EU eyes tax residency law change
The European Commission vowed to have the draft law ready next month and hopes it would take affect quickly, with the support of the European Parliament and the member states.
Internal Market Commissioner Michel Barnier said it would mean large companies such as Apple or Google could not operate as they do now, shifting profits to jurisdictions where they pay no tax.
Tax became a major issue earlier this week when a US Senate report showed Apple has two companies incorporated in Ireland but deemed non-resident for tax purposes, and so avoiding paying tax anywhere.
However senior EU sources in the council denied that the EU leaders agreed to introduce new wide reporting requirements for companies.
However, now the European Commission is taking the initiative, the proposal could find support among EU leaders at their summit next month. German chancellor Angela Merkel has already signalled support for such an idea.
She repeatedly told journalists following the summit there has to be a relationship between the country where a company makes its profits and where it pays its taxes.
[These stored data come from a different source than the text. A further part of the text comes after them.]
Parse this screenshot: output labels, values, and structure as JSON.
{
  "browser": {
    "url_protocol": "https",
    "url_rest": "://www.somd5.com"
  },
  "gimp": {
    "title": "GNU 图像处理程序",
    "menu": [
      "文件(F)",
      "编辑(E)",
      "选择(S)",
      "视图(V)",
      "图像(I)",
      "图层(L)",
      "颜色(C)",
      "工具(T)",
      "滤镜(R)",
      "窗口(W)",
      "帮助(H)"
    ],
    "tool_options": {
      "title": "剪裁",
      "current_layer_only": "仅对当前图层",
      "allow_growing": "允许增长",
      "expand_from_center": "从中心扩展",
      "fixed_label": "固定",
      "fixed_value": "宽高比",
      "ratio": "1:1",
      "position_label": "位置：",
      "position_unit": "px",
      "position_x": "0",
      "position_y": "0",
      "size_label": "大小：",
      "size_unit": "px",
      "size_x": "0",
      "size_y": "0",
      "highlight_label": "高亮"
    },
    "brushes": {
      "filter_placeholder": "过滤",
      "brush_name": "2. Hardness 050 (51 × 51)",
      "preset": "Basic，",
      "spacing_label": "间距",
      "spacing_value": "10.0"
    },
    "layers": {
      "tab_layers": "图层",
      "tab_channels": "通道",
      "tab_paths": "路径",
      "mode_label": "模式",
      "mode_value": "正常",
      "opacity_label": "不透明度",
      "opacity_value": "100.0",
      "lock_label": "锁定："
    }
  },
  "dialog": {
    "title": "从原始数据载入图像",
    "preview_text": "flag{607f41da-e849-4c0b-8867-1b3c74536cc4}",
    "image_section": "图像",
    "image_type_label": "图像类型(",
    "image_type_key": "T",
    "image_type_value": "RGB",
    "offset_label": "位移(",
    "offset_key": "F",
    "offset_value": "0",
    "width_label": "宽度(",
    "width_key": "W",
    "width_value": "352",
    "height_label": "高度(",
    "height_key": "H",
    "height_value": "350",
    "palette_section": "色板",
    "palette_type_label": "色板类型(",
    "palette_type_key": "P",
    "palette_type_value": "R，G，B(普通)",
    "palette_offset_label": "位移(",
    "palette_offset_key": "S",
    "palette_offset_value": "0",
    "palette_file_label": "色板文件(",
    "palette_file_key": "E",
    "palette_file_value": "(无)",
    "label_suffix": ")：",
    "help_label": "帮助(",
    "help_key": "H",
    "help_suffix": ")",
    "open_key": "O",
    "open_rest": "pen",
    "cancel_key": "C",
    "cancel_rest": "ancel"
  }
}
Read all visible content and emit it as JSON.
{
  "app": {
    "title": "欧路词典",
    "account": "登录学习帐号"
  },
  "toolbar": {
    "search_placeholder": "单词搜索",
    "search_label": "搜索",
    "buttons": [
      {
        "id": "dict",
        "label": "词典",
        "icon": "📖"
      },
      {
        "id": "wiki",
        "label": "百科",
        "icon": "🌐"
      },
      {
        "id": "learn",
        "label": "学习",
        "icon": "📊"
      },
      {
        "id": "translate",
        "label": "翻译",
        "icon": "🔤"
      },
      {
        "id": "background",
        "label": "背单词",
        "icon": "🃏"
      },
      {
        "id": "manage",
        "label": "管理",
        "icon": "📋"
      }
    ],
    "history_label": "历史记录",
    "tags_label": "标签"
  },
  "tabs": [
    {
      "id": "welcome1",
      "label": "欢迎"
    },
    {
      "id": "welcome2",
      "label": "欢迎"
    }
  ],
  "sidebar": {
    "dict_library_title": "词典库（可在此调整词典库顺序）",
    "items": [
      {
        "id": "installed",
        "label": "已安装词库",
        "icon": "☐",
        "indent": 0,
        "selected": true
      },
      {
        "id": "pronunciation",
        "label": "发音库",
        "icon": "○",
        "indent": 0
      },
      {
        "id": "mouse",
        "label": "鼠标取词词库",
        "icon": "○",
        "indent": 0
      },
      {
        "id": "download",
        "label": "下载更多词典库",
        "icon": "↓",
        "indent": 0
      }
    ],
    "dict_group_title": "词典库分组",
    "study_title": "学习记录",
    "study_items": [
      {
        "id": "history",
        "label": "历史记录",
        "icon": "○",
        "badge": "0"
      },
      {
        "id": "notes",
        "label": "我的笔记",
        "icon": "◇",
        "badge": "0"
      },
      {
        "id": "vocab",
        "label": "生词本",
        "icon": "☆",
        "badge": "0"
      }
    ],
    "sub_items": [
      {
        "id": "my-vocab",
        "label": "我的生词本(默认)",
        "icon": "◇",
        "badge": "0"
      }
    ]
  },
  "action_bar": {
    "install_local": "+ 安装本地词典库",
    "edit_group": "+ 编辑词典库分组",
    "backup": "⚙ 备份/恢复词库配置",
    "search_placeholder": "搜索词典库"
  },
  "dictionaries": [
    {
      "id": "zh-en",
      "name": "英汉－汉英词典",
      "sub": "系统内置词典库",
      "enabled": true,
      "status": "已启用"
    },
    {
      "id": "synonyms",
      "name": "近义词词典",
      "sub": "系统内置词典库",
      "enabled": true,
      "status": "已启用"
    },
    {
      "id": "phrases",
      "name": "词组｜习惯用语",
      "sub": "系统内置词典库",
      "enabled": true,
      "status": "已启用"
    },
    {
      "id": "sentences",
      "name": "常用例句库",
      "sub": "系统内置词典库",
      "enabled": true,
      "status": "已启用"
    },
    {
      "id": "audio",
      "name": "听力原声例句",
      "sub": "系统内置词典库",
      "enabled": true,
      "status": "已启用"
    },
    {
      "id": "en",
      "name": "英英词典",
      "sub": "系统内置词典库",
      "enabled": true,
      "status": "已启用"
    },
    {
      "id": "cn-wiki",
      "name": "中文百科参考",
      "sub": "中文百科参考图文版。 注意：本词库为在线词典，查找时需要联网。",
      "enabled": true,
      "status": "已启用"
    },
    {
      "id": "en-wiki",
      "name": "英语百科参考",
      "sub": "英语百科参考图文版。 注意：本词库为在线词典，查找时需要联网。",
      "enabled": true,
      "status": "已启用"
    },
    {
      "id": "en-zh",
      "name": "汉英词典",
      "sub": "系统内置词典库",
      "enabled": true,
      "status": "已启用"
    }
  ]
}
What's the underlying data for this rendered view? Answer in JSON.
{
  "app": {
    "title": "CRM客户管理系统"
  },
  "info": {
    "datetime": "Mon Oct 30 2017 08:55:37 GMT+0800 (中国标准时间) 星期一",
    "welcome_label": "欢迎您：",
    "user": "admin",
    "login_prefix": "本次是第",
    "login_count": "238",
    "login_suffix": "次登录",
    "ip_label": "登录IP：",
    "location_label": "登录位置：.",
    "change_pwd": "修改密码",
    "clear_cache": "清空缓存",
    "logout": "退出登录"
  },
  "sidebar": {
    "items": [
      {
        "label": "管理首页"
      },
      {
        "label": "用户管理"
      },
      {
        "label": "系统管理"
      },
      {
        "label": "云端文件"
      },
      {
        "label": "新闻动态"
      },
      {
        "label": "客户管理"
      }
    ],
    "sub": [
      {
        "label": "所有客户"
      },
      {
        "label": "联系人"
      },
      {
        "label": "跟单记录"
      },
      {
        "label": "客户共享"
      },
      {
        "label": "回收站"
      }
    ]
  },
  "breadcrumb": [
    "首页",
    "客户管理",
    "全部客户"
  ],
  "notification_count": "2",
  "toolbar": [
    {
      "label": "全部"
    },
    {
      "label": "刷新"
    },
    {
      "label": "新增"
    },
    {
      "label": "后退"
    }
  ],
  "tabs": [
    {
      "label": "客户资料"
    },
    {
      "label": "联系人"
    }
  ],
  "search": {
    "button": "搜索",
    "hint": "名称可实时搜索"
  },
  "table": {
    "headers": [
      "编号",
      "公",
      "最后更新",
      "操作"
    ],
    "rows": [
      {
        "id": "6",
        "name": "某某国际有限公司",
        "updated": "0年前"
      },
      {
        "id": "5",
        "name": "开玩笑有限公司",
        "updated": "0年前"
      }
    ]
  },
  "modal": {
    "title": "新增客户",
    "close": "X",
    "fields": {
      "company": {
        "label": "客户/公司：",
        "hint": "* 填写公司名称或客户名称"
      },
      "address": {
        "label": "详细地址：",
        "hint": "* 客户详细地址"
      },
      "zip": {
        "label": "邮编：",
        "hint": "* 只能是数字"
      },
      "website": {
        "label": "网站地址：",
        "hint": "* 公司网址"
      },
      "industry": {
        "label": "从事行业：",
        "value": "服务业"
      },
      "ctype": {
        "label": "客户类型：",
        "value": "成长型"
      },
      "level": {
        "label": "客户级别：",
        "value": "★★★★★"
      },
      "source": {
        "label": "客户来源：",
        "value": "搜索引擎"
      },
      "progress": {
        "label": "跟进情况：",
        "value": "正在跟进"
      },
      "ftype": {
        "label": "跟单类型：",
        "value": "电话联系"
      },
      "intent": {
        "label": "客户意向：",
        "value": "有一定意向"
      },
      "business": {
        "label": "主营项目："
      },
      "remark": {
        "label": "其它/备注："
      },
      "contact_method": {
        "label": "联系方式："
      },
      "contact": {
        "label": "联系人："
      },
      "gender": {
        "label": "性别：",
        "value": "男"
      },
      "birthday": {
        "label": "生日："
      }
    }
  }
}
Trinity College Dublin finance professor Jim Stewart said such a change could have dramatic implications for where businesses locate their companies. “Google, for example, claims most of its revenue from UK customers is due to their Irish operations, so that on a sales basis Google UK is not that important, but on a revenue-earning basis — where customers are located — it is important,” said Dr Stewart.
It would be an important change for companies where sales and profits can be identified. However, it would be more difficult for new economy business, such as internet-based firms PayPal, Facebook, LinkedIn, and Google and those selling online, he said.
The regulations would be based on the CRD4, which has just been passed by the European Parliament and applies to all financial institutions in the EU, forcing them to disclose what profits and tax they pay in each country and what subsidies they receive.
A similar rule has been agreed that will see extractive industries publishing their accounts on a country-by-country basis so what they pay governments outside the EU will be known in an effort to tackle corruption.
Mr Barnier said the legislation would cover all large listed and unlisted companies registered in the EU.
“Big US companies like Apple or Google generally operate through subsidiaries in the EU for the EU market, which would normally mean that their EU operations could be scoped in. Under CRD4, subsidiaries from third countries based in the EU have to comply with the disclosure requirements,” said Mr Barnier.
More than 70 of the US top 100 companies have subsidiaries in Ireland, and most of them have several subsidiaries registered.